A social media campaign featuring two simple words are uniting hundreds of thousands of victims of sexual harassment and assault.
Those words? Me too.
Actress Alyssa Milano began the movement to bring traction to society's prevalence of sexual misconduct.
If you've been sexually harassed or assaulted write "˜me too' as a reply to this tweet. pic.twitter.com/k2oeCiUf9n— Alyssa Milano (@Alyssa_Milano) October 15, 2017
"My hope is people will get the idea of the magnitude, of just how many people have been affected by this in the world, in our lifetimes, in this country," Milano said in an interview with The Associated Press. "The most important thing that it did was to shift the conversation away from the predator and to the victim."
Within a few hours, individuals began flooding Facebook and Twitter with hundreds of thousand responses, showing both solidarity to the campaign and sharing their own harrowing experiences.
#MeToo— Najwa Zebian (@najwazebian) October 16, 2017
And I was blamed for it.
I was told not to talk about it.
I was told that it wasn't that bad.
I was told to get over it.
As a male childhood rape survivor who has gone public and had so many disclose to me, I promise: any rape stat you see is low. #MeToo— Barry Crimmins (@crimmins) October 15, 2017
However, critics have spoken out against the campaign, questioning if the media attention will indeed enforce a change.
look, #metoo.

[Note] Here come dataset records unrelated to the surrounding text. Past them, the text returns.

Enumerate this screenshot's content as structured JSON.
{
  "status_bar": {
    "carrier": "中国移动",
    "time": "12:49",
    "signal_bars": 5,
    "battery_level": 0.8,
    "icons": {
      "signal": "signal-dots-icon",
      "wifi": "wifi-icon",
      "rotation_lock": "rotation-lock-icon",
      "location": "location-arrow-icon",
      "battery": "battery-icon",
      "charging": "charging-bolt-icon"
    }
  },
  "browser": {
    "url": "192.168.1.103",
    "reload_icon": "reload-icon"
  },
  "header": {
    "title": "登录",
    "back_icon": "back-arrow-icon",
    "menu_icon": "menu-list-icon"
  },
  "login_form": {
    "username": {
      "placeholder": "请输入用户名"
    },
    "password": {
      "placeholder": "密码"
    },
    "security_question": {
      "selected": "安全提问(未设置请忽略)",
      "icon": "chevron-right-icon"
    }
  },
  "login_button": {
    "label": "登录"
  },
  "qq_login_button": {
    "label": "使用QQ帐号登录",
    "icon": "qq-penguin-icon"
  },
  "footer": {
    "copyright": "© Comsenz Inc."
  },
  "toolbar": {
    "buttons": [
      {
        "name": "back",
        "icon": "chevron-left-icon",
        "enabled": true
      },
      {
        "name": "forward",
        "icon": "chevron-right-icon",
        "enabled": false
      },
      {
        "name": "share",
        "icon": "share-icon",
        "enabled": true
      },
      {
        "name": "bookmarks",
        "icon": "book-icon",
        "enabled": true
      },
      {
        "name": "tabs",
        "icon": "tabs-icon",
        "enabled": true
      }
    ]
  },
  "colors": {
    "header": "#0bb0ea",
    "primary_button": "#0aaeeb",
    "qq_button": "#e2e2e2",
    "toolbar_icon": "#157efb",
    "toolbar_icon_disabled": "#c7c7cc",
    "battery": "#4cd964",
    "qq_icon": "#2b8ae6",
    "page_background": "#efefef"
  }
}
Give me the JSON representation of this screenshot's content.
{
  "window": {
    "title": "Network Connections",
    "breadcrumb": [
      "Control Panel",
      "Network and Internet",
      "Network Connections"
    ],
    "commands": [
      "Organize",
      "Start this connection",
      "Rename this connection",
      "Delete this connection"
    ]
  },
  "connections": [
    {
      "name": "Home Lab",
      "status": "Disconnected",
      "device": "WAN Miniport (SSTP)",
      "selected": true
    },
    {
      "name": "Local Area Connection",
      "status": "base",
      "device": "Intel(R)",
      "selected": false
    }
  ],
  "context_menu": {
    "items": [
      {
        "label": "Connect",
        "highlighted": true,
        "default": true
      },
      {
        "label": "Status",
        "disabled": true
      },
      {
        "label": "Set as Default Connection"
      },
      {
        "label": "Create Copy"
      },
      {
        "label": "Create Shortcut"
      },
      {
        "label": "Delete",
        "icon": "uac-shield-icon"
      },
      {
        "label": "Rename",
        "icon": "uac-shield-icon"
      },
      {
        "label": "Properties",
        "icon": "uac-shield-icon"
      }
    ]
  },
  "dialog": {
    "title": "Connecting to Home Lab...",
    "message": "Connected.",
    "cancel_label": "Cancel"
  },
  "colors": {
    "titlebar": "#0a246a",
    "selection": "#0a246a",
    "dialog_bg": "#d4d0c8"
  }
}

But if it wasn't until now/this hashtag that you suddenly believe/recognize the epidemic, you're purposeful about your denial.— Sarah Kay (@kaysarahsera) October 16, 2017
Wagatwe Wanjuki, a social media specialist for Daily Kos, said while she respects that many of her friends are feeling solidarity with the new campaign, it isn't empowering to her, in an interview with the Washington Post.

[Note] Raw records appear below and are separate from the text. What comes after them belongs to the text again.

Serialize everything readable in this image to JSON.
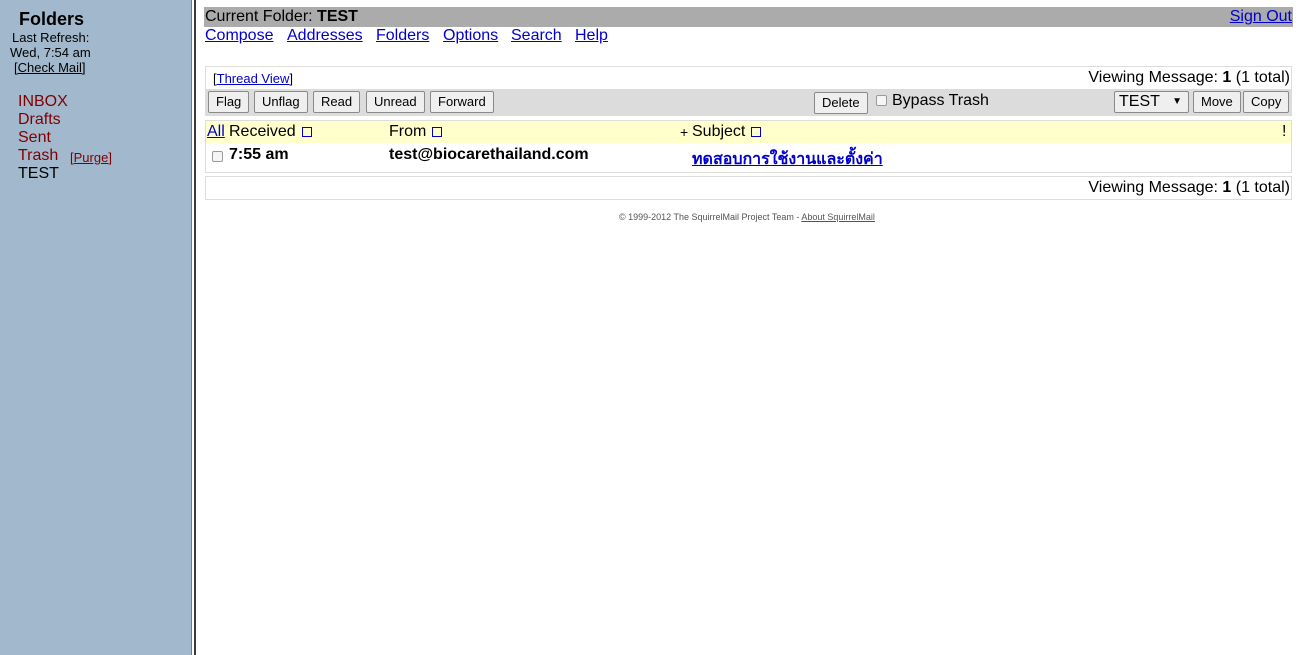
{
  "sidebar": {
    "title": "Folders",
    "last_refresh_label": "Last Refresh:",
    "last_refresh_date": "Wed, 7:54 am",
    "check_mail": "Check Mail",
    "folders": [
      {
        "label": "INBOX"
      },
      {
        "label": "Drafts"
      },
      {
        "label": "Sent"
      },
      {
        "label": "Trash"
      },
      {
        "label": "TEST"
      }
    ],
    "purge_label": "Purge"
  },
  "header": {
    "current_folder_label": "Current Folder: ",
    "current_folder": "TEST",
    "sign_out": "Sign Out"
  },
  "nav": [
    "Compose",
    "Addresses",
    "Folders",
    "Options",
    "Search",
    "Help"
  ],
  "pager": {
    "thread_view": "Thread View",
    "viewing_label": "Viewing Message: ",
    "viewing_num": "1",
    "viewing_total": " (1 total)"
  },
  "toolbar": {
    "flag": "Flag",
    "unflag": "Unflag",
    "read": "Read",
    "unread": "Unread",
    "forward": "Forward",
    "delete": "Delete",
    "bypass_trash": "Bypass Trash",
    "target_folder": "TEST",
    "move": "Move",
    "copy": "Copy"
  },
  "list_header": {
    "all": "All",
    "received": "Received",
    "from": "From",
    "plus": "+",
    "subject": "Subject",
    "priority": "!"
  },
  "messages": [
    {
      "received": "7:55 am",
      "from": "test@biocarethailand.com",
      "subject": "ทดสอบการใช้งานและตั้งค่า"
    }
  ],
  "footer": {
    "copyright": "© 1999-2012 The SquirrelMail Project Team - ",
    "about": "About SquirrelMail"
  },
  "colors": {
    "sidebar_bg": "#a2b9cd",
    "folder_link": "#800000",
    "header_bar": "#ababab",
    "list_header_bg": "#ffffcc",
    "toolbar_bg": "#dcdcdc",
    "link": "#0000cc"
  }
}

Wanjuki wrote her own post, detailing her reasoning from abstaining from the movement.
Others have suggested the #MeToo campaign shifts the responsibility from the culprits to the victims. In an article for the National Post, Jen Gerson criticizes the lack of accountability from the perpetrators.
"The problem is that it asks the victims of abuse to - once again - expose their own histories and pain to public view while demanding no accountability from the people who victimized them. It is the same old shifting of responsibility away from the people who bear the blame," Gerson writes.
While social activism has recently become more commonplace in the world of social media, many similar campaigns have been floating around for decades. Ten years ago, a movement also titled "Me Too" was formed by activist Tarana Burke, with the same goal to unify those victimized by sexual violence.